Весна войны - Каменистый Артем. Страница 55
Церковник не стал здороваться, сразу приступив к делу:
– Ребята Нарбиса видели еще одну летающую машину.
– Мне уже доложили, я послал туда беспилотник.
– Ты уже посылал его в прошлый раз, но он ничего не нашел.
– Значит, это был просто очередной разведчик. Наверное, присматривает за отрядом Нарбиса издали.
– А он мог заметить твою птицу и улететь?

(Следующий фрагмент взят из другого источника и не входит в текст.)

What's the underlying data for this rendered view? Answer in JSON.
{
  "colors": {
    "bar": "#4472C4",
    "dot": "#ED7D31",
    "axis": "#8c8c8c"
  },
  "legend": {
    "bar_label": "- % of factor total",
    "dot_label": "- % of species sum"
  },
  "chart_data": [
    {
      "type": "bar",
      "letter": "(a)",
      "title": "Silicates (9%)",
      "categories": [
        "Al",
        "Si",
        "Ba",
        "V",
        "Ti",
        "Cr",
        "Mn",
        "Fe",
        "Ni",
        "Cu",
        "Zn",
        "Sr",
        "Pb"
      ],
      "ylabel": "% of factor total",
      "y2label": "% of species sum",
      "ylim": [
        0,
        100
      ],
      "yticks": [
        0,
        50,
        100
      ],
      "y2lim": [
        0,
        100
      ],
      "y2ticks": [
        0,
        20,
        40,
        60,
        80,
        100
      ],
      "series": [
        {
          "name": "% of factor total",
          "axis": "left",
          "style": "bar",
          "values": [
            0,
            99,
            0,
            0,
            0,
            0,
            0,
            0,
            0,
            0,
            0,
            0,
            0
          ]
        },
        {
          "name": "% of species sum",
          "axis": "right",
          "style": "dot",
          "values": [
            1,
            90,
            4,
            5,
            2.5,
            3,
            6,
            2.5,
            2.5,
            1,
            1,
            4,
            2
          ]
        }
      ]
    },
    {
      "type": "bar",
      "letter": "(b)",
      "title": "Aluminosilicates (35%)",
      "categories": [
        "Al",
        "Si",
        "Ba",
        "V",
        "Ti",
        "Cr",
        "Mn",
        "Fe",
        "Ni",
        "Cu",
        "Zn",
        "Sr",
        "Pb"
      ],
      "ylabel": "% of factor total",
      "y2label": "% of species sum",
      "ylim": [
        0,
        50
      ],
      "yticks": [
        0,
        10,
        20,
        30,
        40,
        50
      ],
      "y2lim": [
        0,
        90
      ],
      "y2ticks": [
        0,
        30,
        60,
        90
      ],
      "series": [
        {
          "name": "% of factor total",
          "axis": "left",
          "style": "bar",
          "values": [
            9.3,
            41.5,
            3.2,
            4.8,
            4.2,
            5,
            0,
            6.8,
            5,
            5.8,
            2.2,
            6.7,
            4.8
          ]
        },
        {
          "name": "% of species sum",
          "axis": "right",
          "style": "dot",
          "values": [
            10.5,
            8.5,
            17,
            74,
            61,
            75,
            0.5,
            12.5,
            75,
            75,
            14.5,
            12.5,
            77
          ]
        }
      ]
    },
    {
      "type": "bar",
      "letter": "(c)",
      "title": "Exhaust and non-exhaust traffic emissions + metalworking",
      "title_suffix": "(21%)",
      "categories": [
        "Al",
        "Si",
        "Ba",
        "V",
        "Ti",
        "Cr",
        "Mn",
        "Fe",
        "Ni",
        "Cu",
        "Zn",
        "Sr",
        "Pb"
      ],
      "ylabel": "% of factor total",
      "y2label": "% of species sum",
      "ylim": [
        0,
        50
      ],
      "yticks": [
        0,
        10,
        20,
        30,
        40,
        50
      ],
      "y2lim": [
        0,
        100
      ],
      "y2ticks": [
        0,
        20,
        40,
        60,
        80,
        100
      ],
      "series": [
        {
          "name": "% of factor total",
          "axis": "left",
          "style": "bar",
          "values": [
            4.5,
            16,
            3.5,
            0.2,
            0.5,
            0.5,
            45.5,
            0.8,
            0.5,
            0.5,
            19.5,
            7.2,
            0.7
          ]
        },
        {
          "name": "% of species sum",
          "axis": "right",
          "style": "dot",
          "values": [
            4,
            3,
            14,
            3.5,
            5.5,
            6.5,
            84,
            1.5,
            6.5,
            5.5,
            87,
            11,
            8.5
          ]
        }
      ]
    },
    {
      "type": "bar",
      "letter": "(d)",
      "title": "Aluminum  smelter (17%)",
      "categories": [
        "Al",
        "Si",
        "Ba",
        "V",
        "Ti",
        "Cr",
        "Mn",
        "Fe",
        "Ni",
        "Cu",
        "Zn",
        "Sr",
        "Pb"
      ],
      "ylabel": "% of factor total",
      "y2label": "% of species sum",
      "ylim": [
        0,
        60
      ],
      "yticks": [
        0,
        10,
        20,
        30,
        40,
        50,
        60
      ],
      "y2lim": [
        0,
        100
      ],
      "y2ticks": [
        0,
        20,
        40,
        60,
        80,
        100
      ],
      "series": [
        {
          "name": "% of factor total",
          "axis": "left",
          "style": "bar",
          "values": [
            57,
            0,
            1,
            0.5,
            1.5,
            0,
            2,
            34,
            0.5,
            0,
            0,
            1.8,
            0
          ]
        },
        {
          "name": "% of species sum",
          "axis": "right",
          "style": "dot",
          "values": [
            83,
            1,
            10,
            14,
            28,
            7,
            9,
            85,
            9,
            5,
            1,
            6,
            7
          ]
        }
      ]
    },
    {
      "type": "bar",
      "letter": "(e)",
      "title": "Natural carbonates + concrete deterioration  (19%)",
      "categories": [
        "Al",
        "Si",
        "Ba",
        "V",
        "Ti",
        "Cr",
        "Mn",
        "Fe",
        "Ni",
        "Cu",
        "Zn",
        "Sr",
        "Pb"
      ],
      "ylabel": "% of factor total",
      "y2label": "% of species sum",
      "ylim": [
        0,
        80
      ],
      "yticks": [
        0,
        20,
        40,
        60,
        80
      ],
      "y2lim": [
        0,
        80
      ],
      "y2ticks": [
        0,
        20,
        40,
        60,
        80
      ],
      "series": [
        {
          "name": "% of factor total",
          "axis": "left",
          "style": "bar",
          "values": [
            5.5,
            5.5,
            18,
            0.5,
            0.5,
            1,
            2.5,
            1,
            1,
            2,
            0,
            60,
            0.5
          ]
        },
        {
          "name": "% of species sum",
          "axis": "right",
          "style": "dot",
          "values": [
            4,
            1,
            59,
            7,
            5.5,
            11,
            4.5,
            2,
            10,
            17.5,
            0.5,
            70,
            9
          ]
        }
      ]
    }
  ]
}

– Нет. Дроны радикалов на гравитационной тяге и при таких размерах двигательного блока вряд ли могут подниматься выше трех сотен метров. Разве что снять с них вообще все, оставив из лишнего только оптический сенсор и пассивную систему связи. Но толку от такой машины будет немного. Мой беспилотник летает гораздо выше, а у них нет средств наблюдения за небом, сенсоры смотрят только вниз и вперед.
– Еще пара таких налетов, и мы останемся без войска.
– Но потери не такие уж большие.
– Ты издеваешься? Почти три сотни убиты, и почти столько же покалечены так, что если и смогут воевать, то не скоро. И мы перевели гору биоты на остальных, ведь после взрывов образуется яд.
– Ты говорил, что у вас четыре тысячи воинов.
– Так и есть. Но еще два налета, и на ногах останется половина. И я тебе так скажу: войско, еще до начала битвы потерявшее каждого второго, победить не сможет. Не тот настрой уже будет. Надо что-то придумать против этих бомб.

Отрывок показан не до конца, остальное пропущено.